NetView-TBSM Integration: Passing correlated events to TBSM through the common listener.

The TBSM adapter for NetView, out of the box, is relatively simple to configure. After an initial bulk upload, subsequent topology changes & traps are reflected in the console.

That's fine, but, how do I get correlated events directly through the Common Listener without going through T/EC? Unfortunately, in our enterprise network, ICMP timeouts are quite common (unless a 30+ second timeout is specified). With 1500+ remote sites, this would greatly increase our polling interval beyond requirements. Yet we want to avoid false-negatives. Since the CL listens to trapd.trace, nvcorrd is out of the picture. The main reason for going direct is that Resource Objects created through T/EC lack the details provided with NetView's bulk upload, and lack the detailed NetView topology.

Here is a distributed MLM/NetView configuration which addresses such needs. Mind you, this is what seemed logical to me at the time. The TBSM development team weren't to interested in modifying their NetView CL to allow for correlated events from nvcorrd, let alone traps from other enterprises. Leslie Clark(and others) have described methods of trap re-generation(taking a trap and generating an nv6k enterprise event like ifDown/Up), so I let MLM filters and actions create nv6000 events which will flow through the CL. As long as the trap ID appears in the topxtrapgate.conf(uncommented), it will get to TBSM.

* Each remote site has an MLM(NT) polling all required LAN nodes, and its router's interfaces from within (trap destination is the Corporate NetView/MLM server).

* The Corporate NetView server runs MLM for receiving and processing MLM enterprise events from each downstream site, much like the attended-MLM scenario used on the NT platform.

* For the initial Bulk Upload, everything should be in a "managed state" so it appears managed in TBSM resource view. After the bulk upload completes, set all nodes being polled by the hub MLM or remote MLM to "unmanaged". This will prevent netmon from needlessly re-pinging the down interface/node when an MLM sourced Status or Session event is entered in trapd.trace . This is what the filters and their action scripts are for.

* Alias group(s) consisting of all remote MLM hosts set up on the Hub MLM, and an smMonitor group to poll these nodes. If they go down, we are blind for that site. Upon a failed poll for a remote MLM, we determine the break point by pinging the switch the MLM is plugged into(we don't have ITSA).
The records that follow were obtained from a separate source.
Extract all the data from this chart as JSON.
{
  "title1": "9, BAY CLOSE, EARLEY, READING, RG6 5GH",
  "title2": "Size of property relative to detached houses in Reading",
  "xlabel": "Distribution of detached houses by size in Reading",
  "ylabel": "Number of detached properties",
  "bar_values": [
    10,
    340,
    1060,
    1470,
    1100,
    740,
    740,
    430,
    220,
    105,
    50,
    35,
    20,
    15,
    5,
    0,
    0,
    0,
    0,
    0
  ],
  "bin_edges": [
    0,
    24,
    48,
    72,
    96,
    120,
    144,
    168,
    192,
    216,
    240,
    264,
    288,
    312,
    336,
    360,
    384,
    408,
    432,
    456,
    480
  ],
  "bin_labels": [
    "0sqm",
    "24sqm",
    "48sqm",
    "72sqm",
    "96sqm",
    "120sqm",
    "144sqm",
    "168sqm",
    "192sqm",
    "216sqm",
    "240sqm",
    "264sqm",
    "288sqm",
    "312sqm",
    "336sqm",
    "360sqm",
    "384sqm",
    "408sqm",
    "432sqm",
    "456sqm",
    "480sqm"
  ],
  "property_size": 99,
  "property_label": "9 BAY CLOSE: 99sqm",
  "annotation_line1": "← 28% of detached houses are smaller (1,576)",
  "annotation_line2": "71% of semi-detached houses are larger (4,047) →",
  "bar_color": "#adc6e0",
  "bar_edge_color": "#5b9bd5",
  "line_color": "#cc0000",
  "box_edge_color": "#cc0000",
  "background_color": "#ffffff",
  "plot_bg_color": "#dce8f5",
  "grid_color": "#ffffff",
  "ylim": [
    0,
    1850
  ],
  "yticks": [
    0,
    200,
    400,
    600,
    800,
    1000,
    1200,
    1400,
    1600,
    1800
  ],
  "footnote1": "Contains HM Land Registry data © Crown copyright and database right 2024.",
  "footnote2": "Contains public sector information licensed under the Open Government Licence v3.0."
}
If successful, at least we've narrowed it down to the switch port for the MLM or something involving the MLM's NIC.

* If not successful, we try the router's interfaces until we get a return code "0" , etc...

* Backbone devices are polled using netmon, there's not much of a time-out issue there.

* snmpCollect threshold events can go directly through the CL, or MLM threshold events turned into nv6k threshold events. Here is a modest attempt at a diagram:

Remote MLM ----> Corporate MLM | filter, command(snmptrap nv6k trap ID) -------> trapd -----> TBSM

Feel free to review Jane's sample snmptrap script on generating traps.

-- ThomasCaputo - 23 Feb 2005

TBSMMLM.doc: Technical Paper in more detail.